Authors
Pastor Vallés, Elisa; Ma, Yan; Pettersen, Johan Berg
Abstract
As a Critical Raw Material of high economic importance in Europe, silicon is a relevant material for life cycle management. Conventionally, silicon is made by carbo-thermic reduction of quartz. In this paper we benchmark the life-cycle environmental performance of silicon produced by alumino-thermic reduction, evaluating, in particular, the effect of re-sourcing former waste streams for silicon and aluminium. We apply life cycle assessment to compare conventional and aluminothermic silicon production routes, with inventories constructed from thermodynamic process simulation to validate mass and energy balances.

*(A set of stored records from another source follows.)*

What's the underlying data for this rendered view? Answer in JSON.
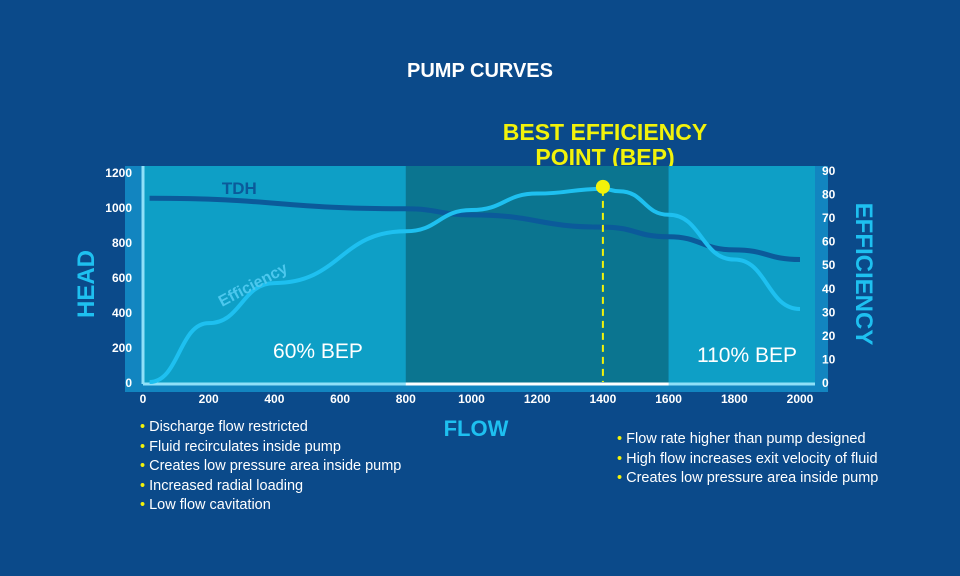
{
  "title": "PUMP CURVES",
  "bep_label": [
    "BEST EFFICIENCY",
    "POINT (BEP)"
  ],
  "colors": {
    "background": "#0b4a8a",
    "low_band": "#0e9fc6",
    "mid_band": "#0b7590",
    "efficiency": "#1ec0f0",
    "tdh": "#0b5a9a",
    "bep": "#f2f20a"
  },
  "chart_data": {
    "type": "line",
    "xlabel": "FLOW",
    "ylabel": "HEAD",
    "y2label": "EFFICIENCY",
    "xlim": [
      0,
      2000
    ],
    "ylim": [
      0,
      1200
    ],
    "y2lim": [
      0,
      90
    ],
    "xticks": [
      0,
      200,
      400,
      600,
      800,
      1000,
      1200,
      1400,
      1600,
      1800,
      2000
    ],
    "yticks": [
      0,
      200,
      400,
      600,
      800,
      1000,
      1200
    ],
    "y2ticks": [
      0,
      10,
      20,
      30,
      40,
      50,
      60,
      70,
      80,
      90
    ],
    "series": [
      {
        "name": "TDH",
        "axis": "left",
        "x": [
          20,
          800,
          1000,
          1400,
          1600,
          1800,
          2000
        ],
        "y": [
          1050,
          990,
          955,
          885,
          830,
          755,
          700
        ]
      },
      {
        "name": "Efficiency",
        "axis": "right",
        "x": [
          20,
          200,
          400,
          800,
          1000,
          1200,
          1400,
          1450,
          1600,
          1800,
          2000
        ],
        "y": [
          0,
          25,
          42,
          64,
          73,
          80,
          82,
          81,
          71,
          52,
          31
        ]
      }
    ],
    "bep": {
      "flow": 1400,
      "efficiency": 82
    },
    "regions": [
      {
        "label": "60% BEP",
        "from": 0,
        "to": 800
      },
      {
        "label": "110% BEP",
        "from": 1600,
        "to": 2000
      }
    ]
  },
  "low_flow_notes": [
    "Discharge flow restricted",
    "Fluid recirculates inside pump",
    "Creates low pressure area inside pump",
    "Increased radial loading",
    "Low flow cavitation"
  ],
  "high_flow_notes": [
    "Flow rate higher than pump designed",
    "High flow increases exit velocity of fluid",
    "Creates low pressure area inside pump"
  ]
}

Different secondary input materials are explored in the aluminothermic route, for instance, the use of aluminium dross and post-consumer aluminium scrap, slags from conventional silicon production (silicon skulls), as well as possible scenarios for silicon products, aluminium-production from aluminium-containing waste flows, and energy sources. We find that aluminothermic reduction holds great potential to improve impacts when current waste flows such as dross is used for alumino-reduction agent, to reduce energy use and pollutants and improve the overall waste utilization rate. When aluminothermic reduction is based on post-consumer scrap fractions, the comparison of aluminothermic versus carbothermic is dependent on the expected alternative use of the specific aluminium scrap fraction. Scenarios for the future indicate possibilities for surplus volumes of aluminium scrap, and also an increase in demand for silicon products for electronics and solar energy applications in the coming years. In this lies an opportunity in the aluminothermic route as an example of industrial symbiosis for these two raw material industries.